Era entrata in questo inferno a diciotto anni e si era svegliata dal suo stordimento circa un mese dopo il suo trentaduesimo compleanno, quasi mezza vita più tardi. A destarla fu una singola goccia di sangue, non più grande di una monetina.
2
La vide mentre faceva il letto. Era sul lenzuolo superiore, dalla sua parte, vicino a dove, dopo riassettato il letto, avrebbe posato il guanciale. Avrebbe potuto per la verità spostare il guanciale leggermente a sinistra e nascondere la macchia, che asciugandosi aveva assunto una brutta sfumatura di rosso, virato sul marrone. Sarebbe stato così facile farlo che ne provò la tentazione, soprattutto perché non poteva cambiare il lenzuolo di sopra; non aveva altri lenzuoli bianchi puliti e se avesse sostituito quello macchiato con un lenzuolo a fiori, avrebbe dovuto sostituire anche l’altro, altrimenti lui avrebbe avuto a che ridire.
«Ma che roba!» lo sentì protestare. «Neanche due schifi di lenzuoli che vanno assieme, sotto bianco e sopra con i fiori. Gesù, ma non puoi proprio fare a meno di essere così pigra? Vieni qui. Voglio parlarti da vicino.»
Era ferma sul suo lato del letto in una striscia di sole primaverile, la femmina indolente che passava le sue giornate a pulire la casetta (un’impronta sull’angolo dello specchio in bagno bastava per un cazzotto) e a preoccuparsi di che cosa cucinargli per cena; era ferma lì a guardare la macchiolina di sangue sul lenzuolo, con la faccia così atonica e priva di animazione che un estraneo l’avrebbe facilmente scambiata per una ritardata mentale. Credevo che questo stupido naso avesse smesso di sanguinare, pensò. Ne ero sicura.

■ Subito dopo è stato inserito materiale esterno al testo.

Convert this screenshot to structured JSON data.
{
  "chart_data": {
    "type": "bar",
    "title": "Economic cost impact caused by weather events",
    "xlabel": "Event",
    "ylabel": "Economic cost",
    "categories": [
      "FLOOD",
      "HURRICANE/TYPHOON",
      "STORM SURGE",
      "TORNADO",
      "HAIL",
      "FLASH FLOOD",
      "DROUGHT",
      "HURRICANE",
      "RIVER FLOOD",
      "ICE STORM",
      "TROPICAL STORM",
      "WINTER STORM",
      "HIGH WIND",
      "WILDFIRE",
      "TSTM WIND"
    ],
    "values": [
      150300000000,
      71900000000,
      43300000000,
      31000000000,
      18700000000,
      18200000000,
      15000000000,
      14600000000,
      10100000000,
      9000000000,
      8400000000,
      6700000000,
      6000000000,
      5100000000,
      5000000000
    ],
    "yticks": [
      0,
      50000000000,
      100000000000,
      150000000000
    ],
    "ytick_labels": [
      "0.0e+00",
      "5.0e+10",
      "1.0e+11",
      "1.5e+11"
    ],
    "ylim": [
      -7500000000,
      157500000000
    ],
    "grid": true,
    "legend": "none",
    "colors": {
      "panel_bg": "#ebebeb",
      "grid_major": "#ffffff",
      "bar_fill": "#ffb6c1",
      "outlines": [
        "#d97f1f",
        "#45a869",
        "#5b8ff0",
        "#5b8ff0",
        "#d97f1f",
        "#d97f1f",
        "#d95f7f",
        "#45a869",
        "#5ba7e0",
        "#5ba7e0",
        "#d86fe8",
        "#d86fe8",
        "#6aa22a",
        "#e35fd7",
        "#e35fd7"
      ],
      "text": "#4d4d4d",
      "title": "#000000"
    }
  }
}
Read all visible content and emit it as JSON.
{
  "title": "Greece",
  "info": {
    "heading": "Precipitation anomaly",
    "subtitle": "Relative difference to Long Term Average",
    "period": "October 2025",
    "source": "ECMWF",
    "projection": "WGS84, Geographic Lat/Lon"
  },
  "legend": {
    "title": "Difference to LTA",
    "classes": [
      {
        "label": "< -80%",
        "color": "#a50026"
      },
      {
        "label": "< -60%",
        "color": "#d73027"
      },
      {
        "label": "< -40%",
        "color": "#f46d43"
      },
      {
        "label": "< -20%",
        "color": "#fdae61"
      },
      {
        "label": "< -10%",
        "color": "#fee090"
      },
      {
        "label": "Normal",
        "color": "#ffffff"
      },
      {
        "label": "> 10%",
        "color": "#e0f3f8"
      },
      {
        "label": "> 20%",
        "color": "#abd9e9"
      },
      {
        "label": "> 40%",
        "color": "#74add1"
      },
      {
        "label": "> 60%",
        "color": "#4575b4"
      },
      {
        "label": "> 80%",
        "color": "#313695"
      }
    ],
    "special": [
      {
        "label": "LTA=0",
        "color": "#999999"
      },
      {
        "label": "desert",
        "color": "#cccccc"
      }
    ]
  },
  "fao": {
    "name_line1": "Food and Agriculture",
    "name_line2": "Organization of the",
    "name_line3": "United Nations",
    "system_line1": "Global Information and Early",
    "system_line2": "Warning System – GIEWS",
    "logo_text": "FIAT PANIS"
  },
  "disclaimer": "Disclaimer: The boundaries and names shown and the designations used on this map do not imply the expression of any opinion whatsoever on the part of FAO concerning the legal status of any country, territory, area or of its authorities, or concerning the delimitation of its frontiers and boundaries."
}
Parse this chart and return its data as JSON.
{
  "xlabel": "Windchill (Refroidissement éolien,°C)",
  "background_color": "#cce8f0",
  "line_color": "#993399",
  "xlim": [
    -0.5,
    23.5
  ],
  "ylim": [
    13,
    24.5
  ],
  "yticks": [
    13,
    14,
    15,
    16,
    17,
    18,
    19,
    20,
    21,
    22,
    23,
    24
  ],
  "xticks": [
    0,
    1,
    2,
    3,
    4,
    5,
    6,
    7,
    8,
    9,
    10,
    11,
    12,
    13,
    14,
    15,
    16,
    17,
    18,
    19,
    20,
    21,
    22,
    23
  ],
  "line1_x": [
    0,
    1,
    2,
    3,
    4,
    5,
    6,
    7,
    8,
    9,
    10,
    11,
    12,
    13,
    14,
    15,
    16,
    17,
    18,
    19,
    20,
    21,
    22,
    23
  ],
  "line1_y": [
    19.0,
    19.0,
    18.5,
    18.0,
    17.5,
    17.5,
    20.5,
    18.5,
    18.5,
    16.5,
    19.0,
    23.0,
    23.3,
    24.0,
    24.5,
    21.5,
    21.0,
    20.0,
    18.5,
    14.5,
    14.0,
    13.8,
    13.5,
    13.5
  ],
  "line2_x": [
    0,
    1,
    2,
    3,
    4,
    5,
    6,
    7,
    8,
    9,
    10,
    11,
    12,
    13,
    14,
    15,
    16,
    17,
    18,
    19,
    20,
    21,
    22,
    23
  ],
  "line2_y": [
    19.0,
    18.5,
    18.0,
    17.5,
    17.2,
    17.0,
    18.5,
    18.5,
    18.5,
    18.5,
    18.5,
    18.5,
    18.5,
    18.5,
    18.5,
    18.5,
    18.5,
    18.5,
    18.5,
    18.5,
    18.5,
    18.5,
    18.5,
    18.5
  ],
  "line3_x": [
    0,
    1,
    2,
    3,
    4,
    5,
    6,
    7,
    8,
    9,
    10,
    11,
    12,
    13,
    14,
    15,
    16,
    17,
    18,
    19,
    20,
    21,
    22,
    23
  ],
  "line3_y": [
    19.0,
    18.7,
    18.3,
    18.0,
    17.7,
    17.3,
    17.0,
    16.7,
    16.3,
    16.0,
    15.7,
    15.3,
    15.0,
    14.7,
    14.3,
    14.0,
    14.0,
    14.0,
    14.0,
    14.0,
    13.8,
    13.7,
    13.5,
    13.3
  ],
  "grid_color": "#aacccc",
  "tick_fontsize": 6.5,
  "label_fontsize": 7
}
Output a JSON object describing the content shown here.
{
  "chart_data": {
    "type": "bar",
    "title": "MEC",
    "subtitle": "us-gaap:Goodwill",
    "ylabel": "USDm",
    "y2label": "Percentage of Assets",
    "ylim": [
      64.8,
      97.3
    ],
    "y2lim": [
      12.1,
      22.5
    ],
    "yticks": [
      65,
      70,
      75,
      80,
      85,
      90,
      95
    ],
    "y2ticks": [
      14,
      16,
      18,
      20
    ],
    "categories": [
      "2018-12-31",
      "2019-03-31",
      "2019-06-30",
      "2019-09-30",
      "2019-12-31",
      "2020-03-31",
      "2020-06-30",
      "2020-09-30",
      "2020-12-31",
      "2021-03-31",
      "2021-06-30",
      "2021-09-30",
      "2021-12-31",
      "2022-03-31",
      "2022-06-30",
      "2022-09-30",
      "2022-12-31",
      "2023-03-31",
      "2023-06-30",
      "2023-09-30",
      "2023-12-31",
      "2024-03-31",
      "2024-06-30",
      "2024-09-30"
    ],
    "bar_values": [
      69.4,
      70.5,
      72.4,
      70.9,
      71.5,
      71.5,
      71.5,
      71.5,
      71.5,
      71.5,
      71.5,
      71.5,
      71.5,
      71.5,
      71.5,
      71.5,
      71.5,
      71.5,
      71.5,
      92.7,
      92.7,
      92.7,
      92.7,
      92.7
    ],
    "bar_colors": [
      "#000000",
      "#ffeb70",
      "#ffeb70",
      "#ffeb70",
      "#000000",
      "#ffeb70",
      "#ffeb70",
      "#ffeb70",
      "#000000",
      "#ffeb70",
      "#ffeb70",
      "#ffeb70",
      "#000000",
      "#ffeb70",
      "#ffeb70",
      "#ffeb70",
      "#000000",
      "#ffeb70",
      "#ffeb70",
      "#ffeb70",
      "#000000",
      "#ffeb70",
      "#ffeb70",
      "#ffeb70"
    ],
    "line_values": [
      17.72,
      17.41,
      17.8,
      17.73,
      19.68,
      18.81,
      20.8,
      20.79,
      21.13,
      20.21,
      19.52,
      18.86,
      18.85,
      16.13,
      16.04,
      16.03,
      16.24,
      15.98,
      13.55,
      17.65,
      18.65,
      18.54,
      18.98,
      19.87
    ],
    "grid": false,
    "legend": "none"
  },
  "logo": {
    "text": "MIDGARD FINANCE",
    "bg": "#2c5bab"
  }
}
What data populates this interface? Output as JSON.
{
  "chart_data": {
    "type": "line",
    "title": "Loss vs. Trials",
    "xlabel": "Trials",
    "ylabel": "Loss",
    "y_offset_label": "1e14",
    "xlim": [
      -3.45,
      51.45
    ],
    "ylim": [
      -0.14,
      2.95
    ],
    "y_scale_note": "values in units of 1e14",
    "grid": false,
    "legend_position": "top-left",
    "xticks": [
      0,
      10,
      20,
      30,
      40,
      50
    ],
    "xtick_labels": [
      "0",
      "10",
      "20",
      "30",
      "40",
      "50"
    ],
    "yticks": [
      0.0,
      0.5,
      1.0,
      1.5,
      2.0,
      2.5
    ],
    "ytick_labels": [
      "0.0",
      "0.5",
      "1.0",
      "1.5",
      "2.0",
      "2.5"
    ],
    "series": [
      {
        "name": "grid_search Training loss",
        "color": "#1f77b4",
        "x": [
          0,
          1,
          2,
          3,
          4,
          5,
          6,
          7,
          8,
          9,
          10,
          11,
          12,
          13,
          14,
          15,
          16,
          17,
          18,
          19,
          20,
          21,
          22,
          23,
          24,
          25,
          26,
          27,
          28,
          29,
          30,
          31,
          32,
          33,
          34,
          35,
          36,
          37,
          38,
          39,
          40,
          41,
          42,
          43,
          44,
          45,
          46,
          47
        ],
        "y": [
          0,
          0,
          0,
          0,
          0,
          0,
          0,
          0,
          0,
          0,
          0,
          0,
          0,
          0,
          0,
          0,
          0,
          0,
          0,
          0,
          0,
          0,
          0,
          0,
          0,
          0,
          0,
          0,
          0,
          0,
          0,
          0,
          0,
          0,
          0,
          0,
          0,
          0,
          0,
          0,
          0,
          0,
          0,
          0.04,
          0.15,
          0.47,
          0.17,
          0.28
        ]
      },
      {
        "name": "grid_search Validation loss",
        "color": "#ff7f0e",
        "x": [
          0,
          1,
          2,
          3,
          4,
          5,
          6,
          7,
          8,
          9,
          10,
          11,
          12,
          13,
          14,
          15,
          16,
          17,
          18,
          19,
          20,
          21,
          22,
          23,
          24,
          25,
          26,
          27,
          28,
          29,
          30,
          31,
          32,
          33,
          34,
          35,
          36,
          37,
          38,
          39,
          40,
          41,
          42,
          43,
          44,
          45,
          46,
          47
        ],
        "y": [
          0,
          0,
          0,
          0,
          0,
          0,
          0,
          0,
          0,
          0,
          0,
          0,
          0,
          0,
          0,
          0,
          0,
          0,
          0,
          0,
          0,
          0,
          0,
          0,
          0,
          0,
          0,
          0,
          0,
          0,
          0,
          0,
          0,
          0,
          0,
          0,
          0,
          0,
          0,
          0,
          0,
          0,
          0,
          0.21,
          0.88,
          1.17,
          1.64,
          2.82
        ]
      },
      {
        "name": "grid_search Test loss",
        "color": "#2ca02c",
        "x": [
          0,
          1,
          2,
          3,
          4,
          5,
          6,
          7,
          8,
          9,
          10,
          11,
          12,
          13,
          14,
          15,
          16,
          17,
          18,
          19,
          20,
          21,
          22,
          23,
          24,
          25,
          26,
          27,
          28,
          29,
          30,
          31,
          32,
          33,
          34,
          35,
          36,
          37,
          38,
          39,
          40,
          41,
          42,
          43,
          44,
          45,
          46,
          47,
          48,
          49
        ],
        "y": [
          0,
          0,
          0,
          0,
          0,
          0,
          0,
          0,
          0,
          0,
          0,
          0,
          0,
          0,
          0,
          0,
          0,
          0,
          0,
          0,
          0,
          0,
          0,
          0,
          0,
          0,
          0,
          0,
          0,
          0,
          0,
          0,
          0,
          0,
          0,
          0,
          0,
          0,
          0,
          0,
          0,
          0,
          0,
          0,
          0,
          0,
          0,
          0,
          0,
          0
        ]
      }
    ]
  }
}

Lui non la colpiva spesso alla faccia, era troppo furbo. Le botte in faccia erano quelle che menavano quei poveri imbecilli ubriaconi che aveva arrestato a centinaia nella sua carriera di poliziotto in divisa prima e di agente della squadra investigativa poi. Se picchi in faccia troppo spesso una persona, mettiamo tua moglie, dopo un po’ la storia del ruzzolone giù per le scale o dello stipite della porta del bagno beccato in pieno nel cuore della notte o del rastrello su cui hai avuto la scalogna di mettere il piede nel giardino dietro casa, non funzionano più. La gente capisce. La gente parla. E alla lunga finisci nelle grane, anche se la donna tiene la bocca chiusa, perché sembra proprio che i bei giorni in cui la gente si faceva gli affari suoi siano acqua passata.
Niente di tutto questo teneva comunque in conto il suo carattere. L’aveva brutto, un caratteraccio di quelli veri, così certe volte gli scappava la mano.
Era successo la sera prima, quando gli aveva portato un secondo bicchiere di tè freddo e gliene aveva versato qualche goccia sulla mano. Pum, e il suo naso sprizzava peggio di una tubatura saltata prima ancora che lui si fosse reso conto di che cosa aveva fatto. Aveva visto l’espressione di ribrezzo sul suo viso davanti al sangue che le inondava bocca e mento, e subito dopo ansia e calcolo: e se le aveva davvero rotto il naso? Avrebbero dovuto tornare all’ospedale. Per un momento aveva pensato che stesse per pioverle addosso una battuta di quelle che la lasciavano raggomitolata in un angolo ad ansimare e piangere e a cercare di ritrovare un briciolo di fiato per poter vomitare. Nel grembiule. Sempre nel grembiule. In quella casa non si alzava la voce, non si elevavano obiezioni alla gestione e meno che mai si vomitava per terra… se ci tenevi a conservarti la testa ben avvitata tra le spalle.